Presidents
Last President of Emory College in Oxford, First President of Emory University
James Edward Dickey, Class of 1891
1864-1928
President 1902-15
The last president to serve Emory College in Oxford was also the first president of Emory who had no personal memory of the Civil War and its devastation. He was, therefore, the first Emory president who was a product of that "new South" heralded by Atticus Haygood fifteen years after the war's end.
James E. Dickey entered Emory college at the ripe age of twenty-three, graduating in 1891. Staying on as an adjunct professor of mental and moral science, he also received his license to preach, and in 1899 he left Emory to serve three years as minister of Grace Methodist Church in Atlanta. But when Charles Dowman resigned on June 8, 1902, the trustees immediately elected Dickey to take over the reins of the college. They would not let him go for thirteen years, despite his two resignations.
Apparently a systematic thinker, he set himself six goals in his first year and accomplished most of them. First, he wanted to pay off the thousand-dollar debt still remaining on Candler Hall, which housed the library; that he did. Second, he sought to build and pay for a new science hall named for President Pierce. That building, completed in 1904, was the first building in Oxford with steam, gas, and running water.
Third, Dickey intended to build a new gymnasium. The college had established its first requirement for athletics—two hours a week—in 1899, and the old technology lab built by Hopkins had served as a poor gym. With funding largely from J. P. Williams and Asa G. Candler and a handful of others, Dickey opened Williams Gymnasium in 1907. Built at a cost of $27,000, it ran $10,000 over budget and was putatively the finest gym in the South at the time, boasting steam heat, hot and cold running water, electricity, and a ventilation system.
Fourth, Dickey wanted to collect repayments of old loans to students in order to recycle the funds to current students and enlarge the Loan Fund, and he was in fact able to add a bit to the Loan Fund.
Fifth, Dickey aimed to increase the enrollment of the college to three hundred students or more.
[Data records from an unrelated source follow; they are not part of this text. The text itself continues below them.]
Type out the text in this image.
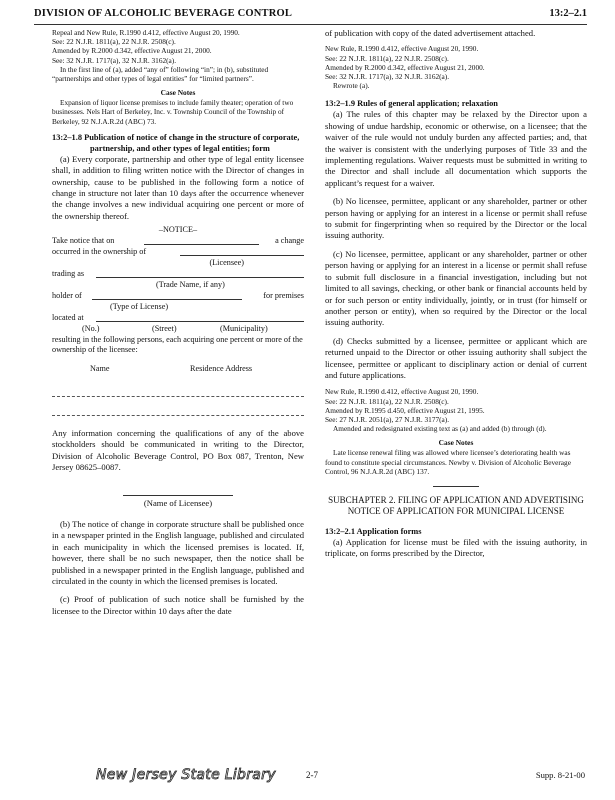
DIVISION OF ALCOHOLIC BEVERAGE CONTROL	13:2–2.1
Repeal and New Rule, R.1990 d.412, effective August 20, 1990.
See: 22 N.J.R. 1811(a), 22 N.J.R. 2508(c).
Amended by R.2000 d.342, effective August 21, 2000.
See: 32 N.J.R. 1717(a), 32 N.J.R. 3162(a).
In the first line of (a), added “any of” following “in”; in (b), substituted “partnerships and other types of legal entities” for “limited partners”.
Case Notes
Expansion of liquor license premises to include family theater; operation of two businesses. Nels Hart of Berkeley, Inc. v. Township Council of the Township of Berkeley, 92 N.J.A.R.2d (ABC) 73.
13:2–1.8 Publication of notice of change in the structure of corporate, partnership, and other types of legal entities; form

(a) Every corporate, partnership and other type of legal entity licensee shall, in addition to filing written notice with the Director of changes in ownership, cause to be published in the following form a notice of change in structure not later than 10 days after the occurrence whenever the change involves a new individual acquiring one percent or more of the ownership thereof.

–NOTICE–
Take notice that on	a change
occurred in the ownership of
(Licensee)
trading as
(Trade Name, if any)
holder of	for premises
(Type of License)
located at
(No.)	(Street)	(Municipality)
resulting in the following persons, each acquiring one percent or more of the ownership of the licensee:
Name	Residence Address

Any information concerning the qualifications of any of the above stockholders should be communicated in writing to the Director, Division of Alcoholic Beverage Control, PO Box 087, Trenton, New Jersey 08625–0087.

(Name of Licensee)

(b) The notice of change in corporate structure shall be published once in a newspaper printed in the English language, published and circulated in each municipality in which the licensed premises is located. If, however, there shall be no such newspaper, then the notice shall be published in a newspaper printed in the English language, published and circulated in the county in which the licensed premises is located.

(c) Proof of publication of such notice shall be furnished by the licensee to the Director within 10 days after the date

of publication with copy of the dated advertisement attached.

New Rule, R.1990 d.412, effective August 20, 1990.
See: 22 N.J.R. 1811(a), 22 N.J.R. 2508(c).
Amended by R.2000 d.342, effective August 21, 2000.
See: 32 N.J.R. 1717(a), 32 N.J.R. 3162(a).
Rewrote (a).
13:2–1.9 Rules of general application; relaxation

(a) The rules of this chapter may be relaxed by the Director upon a showing of undue hardship, economic or otherwise, on a licensee; that the waiver of the rule would not unduly burden any affected parties; and, that the waiver is consistent with the underlying purposes of Title 33 and the implementing regulations. Waiver requests must be submitted in writing to the Director and shall include all documentation which supports the applicant’s request for a waiver.

(b) No licensee, permittee, applicant or any shareholder, partner or other person having or applying for an interest in a license or permit shall refuse to submit for fingerprinting when so required by the Director or the local issuing authority.

(c) No licensee, permittee, applicant or any shareholder, partner or other person having or applying for an interest in a license or permit shall refuse to submit full disclosure in a financial investigation, including but not limited to all savings, checking, or other bank or financial accounts held by or for such person or entity individually, jointly, or in trust (for himself or another person or entity), when so required by the Director or the local issuing authority.

(d) Checks submitted by a licensee, permittee or applicant which are returned unpaid to the Director or other issuing authority shall subject the licensee, permittee or applicant to disciplinary action or denial of current and future applications.

New Rule, R.1990 d.412, effective August 20, 1990.
See: 22 N.J.R. 1811(a), 22 N.J.R. 2508(c).
Amended by R.1995 d.450, effective August 21, 1995.
See: 27 N.J.R. 2051(a), 27 N.J.R. 3177(a).
Amended and redesignated existing text as (a) and added (b) through (d).
Case Notes
Late license renewal filing was allowed where licensee’s deteriorating health was found to constitute special circumstances. Newby v. Division of Alcoholic Beverage Control, 96 N.J.A.R.2d (ABC) 137.
SUBCHAPTER 2. FILING OF APPLICATION AND ADVERTISING NOTICE OF APPLICATION FOR MUNICIPAL LICENSE
13:2–2.1 Application forms

(a) Application for license must be filed with the issuing authority, in triplicate, on forms prescribed by the Director,

New Jersey State Library	2-7	Supp. 8-21-00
By 1910 enrollment was up to 313, but it would slip back to 260 in the fall of 1914, by which time the move to Atlanta was on the horizon.
Finally, Dickey intended to add to the endowment. Two years after taking office, he reported to the trustees that the college should have an endowment of at least $500,000. The endowment in 1902 was $203,000. In 1906, the board took up Dickey's invitation and launched a campaign to raise an additional $300,000. The trustees themselves pledged $66,000, although $50,000 of that pledge had been made by Asa Candler. The Alumni Association pledged $30,000 to endow a professorship in history. Soon enough all $300,000 had been pledged. True to its nineteenth-century habits, though, the college would collect less than half of those pledges. When Dickey resigned the endowment still stood at only $325,000.
Meanwhile, Dickey fought another battle for the shape of campus life. His predecessor, President Dowman, in 1901 had tried to persuade the trustees to sell the deteriorating helping halls, get students out of boarding houses in town, and move them into regular dormitories. The trustees instead had decided to fix up the helping halls and forgo the headaches of managing residence halls on campus. Dickey had more success than Dowman, however, as he showed that other colleges were making good use of residence halls. In 1912 Haygood Dormitory, originally budgeted to cost $50,000, opened at a cost of $67,000, paid in part by Asa Candler's pledge to the endowment. The previous year, the college had begun accumulating a budget deficit, which the trustees covered by encroaching on the endowment to the tune of $30,000 by 1915. Asa Candler would pay off this debt to make the endowment whole before the college moved to Atlanta.
In retrospect the Dickey administration looks a bit like a holding pattern, as the college made the slow transition from nineteenth-century Oxford to twentieth-century Atlanta. Still, Dickey oversaw the reestablishment of a law program from 1903 to 1907 and the creation of a department of theology in 1911, which merged with biblical studies in 1915 to become the Department of Biblical Literature and Theology.
It is difficult to tell how much Dickey's administration of the college was affected by the proximity of Bishop Candler, just forty miles away in Atlanta, and closer than that through the influence of his brother Asa, who chaired the Finance Committee. Dickey tried to resign in 1910 to become secretary of the Board of Education of the Methodist Episcopal Church, South, but Emory's trustees declined his resignation and instead elected him to a three-year term as president. Two years later he submitted his resignation again, and again the board declined. One wonders about the free will of the man. In 1915, with the University established in Atlanta and Bishop Candler at its head as chancellor, Dickey apparently saw no reason to continue in an office that promised little reward or meaning, and this time his resignation was accepted. He continued to serve Emory as a trustee of the University and went on to become a bishop of the church.